Eén gedeeld door twee blijft één
Het faillissement van een schuldenaar wordt uitgesproken als de schuldeiser aannemelijk kan maken dat de schuldenaar in een toestand verkeert dat hij heeft opgehouden te betalen. Om te bewijzen dat de schuldenaar is opgehouden met betalen, moet de schuldeiser minstens één (steun)vordering van een andere schuldeiser kunnen tonen. De achterliggende gedachte is het doel van de faillissementsprocedure: de verdeling van het vermogen van de schuldenaar onder de gezamenlijke schuldeisers.
Een steunvordering
Een steunvordering is noodzakelijk, maar niet voldoende om vast te kunnen stellen dat de schuldenaar is opgehouden te betalen. Immers, iedere (rechts)persoon die deelneemt aan het economisch verkeer heeft wel openstaande schulden. Er moet dus blijken dat de schuldenaar niet meer betaalt. Als blijkt dat er meerdere schuldeisers onbetaald blijven, spreekt de rechter het faillissement uit en benoemt hij een curator.

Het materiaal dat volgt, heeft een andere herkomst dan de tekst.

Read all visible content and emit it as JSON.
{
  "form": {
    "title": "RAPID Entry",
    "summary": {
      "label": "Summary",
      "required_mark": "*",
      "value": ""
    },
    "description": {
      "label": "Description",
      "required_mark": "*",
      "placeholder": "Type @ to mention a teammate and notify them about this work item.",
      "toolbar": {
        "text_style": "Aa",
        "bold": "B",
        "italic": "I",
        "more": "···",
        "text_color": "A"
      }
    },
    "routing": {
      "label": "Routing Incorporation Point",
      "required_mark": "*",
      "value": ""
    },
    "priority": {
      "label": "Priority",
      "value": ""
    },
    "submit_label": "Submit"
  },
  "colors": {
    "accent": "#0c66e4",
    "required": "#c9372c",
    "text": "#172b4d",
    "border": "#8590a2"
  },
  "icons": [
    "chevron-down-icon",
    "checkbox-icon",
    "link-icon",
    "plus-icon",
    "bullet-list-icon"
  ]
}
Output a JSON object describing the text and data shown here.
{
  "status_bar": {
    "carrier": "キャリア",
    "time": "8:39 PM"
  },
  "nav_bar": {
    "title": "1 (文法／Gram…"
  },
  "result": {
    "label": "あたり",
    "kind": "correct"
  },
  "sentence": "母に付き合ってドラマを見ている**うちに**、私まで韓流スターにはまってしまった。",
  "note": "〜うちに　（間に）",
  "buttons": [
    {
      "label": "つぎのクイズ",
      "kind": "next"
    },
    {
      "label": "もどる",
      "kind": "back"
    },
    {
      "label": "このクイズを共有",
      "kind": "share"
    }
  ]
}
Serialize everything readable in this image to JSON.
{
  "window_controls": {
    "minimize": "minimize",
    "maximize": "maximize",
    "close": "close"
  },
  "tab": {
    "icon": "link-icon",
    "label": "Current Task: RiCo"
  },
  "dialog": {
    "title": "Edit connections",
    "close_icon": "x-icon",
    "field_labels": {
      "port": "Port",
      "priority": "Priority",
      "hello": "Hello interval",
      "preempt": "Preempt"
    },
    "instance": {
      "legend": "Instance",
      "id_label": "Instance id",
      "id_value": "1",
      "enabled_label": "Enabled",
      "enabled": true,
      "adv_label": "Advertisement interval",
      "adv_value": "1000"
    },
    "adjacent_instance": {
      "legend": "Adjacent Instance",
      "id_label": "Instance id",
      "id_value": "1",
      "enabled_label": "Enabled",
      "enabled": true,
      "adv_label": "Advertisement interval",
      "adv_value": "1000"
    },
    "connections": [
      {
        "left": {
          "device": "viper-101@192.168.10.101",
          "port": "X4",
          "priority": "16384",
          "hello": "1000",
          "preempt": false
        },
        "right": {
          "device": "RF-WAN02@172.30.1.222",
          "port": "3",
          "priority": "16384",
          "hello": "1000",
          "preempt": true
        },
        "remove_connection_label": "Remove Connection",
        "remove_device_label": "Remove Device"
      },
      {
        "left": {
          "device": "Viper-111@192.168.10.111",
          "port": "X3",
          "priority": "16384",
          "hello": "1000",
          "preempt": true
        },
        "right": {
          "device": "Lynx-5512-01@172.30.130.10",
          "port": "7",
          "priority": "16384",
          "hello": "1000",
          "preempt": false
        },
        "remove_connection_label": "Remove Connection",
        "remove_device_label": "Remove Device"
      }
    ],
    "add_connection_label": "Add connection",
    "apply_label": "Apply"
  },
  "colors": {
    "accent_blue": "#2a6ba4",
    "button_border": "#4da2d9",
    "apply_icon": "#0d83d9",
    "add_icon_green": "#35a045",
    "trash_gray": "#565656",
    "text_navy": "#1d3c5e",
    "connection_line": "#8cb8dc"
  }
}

De schuldenaar die ondanks gevoerd verweer failliet is verklaard, kan tegen die uitspraak hoger beroep instellen. Hij kan dan aan het Hof uitleggen dat er niet meerdere schuldeisers onbetaald zijn gelaten of dat hij niet is opgehouden met betalen.
Een veel voorkomend probleem voor schuldeisers is het vinden van een steunvordering. De infobox van menig advocatenkantoor loopt over van verzoeken van schuldeisers die op zoek zijn naar steunvorderingen.
Een slimmerik die dit probleem wil omzeilen zou een deel van de vordering over kunnen dragen aan een andere schuldeiser (cessie). Met een gesplitste vordering zijn er twee schuldeisers en is er dus een steunvordering.
Daar zit een luchtje aan, dat ook door het Gerechtshof Arnhem-Leeuwarden is geroken. In die procedure had de rechtbank in eerste aanleg op verzoek van een schuldeiser het faillissement van de schuldenaar uitgesproken. De schuldeiser heeft toen geld van derden geleend en daarmee de andere schuldeisers betaald. Daarmee waren de steunvorderingen verdwenen waarna de schuldenaar in hoger beroep is gegaan. Als tegenzet heeft de schuldeiser zijn vordering voor een deel aan een derde overgedragen, zodat er weer twee schuldeisers waren. De schuldenaar heeft zich in de hoger beroep procedure op het standpunt gesteld dat er geen sprake was van meerdere schuldeisers.
Het hof heeft het faillissement op die grond vernietigd. De splitsing van de vordering en de daaropvolgende cessie had enkel plaatsgevonden om een steunvordering te creëren.
Kennelijk, het hof laat zich hier niet over uit, acht het hof de handelwijze van de schuldeiser in strijd met het doel en de strekking van de faillissementsprocedure. Daarnaast kan men zich afvragen of de schuldenaar door die cessie plotseling verkeert in de toestand dat hij heeft opgehouden te betalen. Immers, hij had de andere steunvorderingen wel betaald.
Uit de uitspraak van het Hof blijkt dat splitsing gevolgd door cessie van een vordering tijdens een faillissementsprocedure niet tot meerdere schuldeisers leidt. Of cessie vóór de aanvraag van de faillissement tot een ander resultaat had geleid vertelt het verhaal niet.
Deze uitspraak bevestigt eens te meer dat een op het eerste gezicht eenvoudige faillissementsprocedure toch de nodige voetangels en klemmen kent en dat men er verstandig aan doet om dat goed voor te bereiden.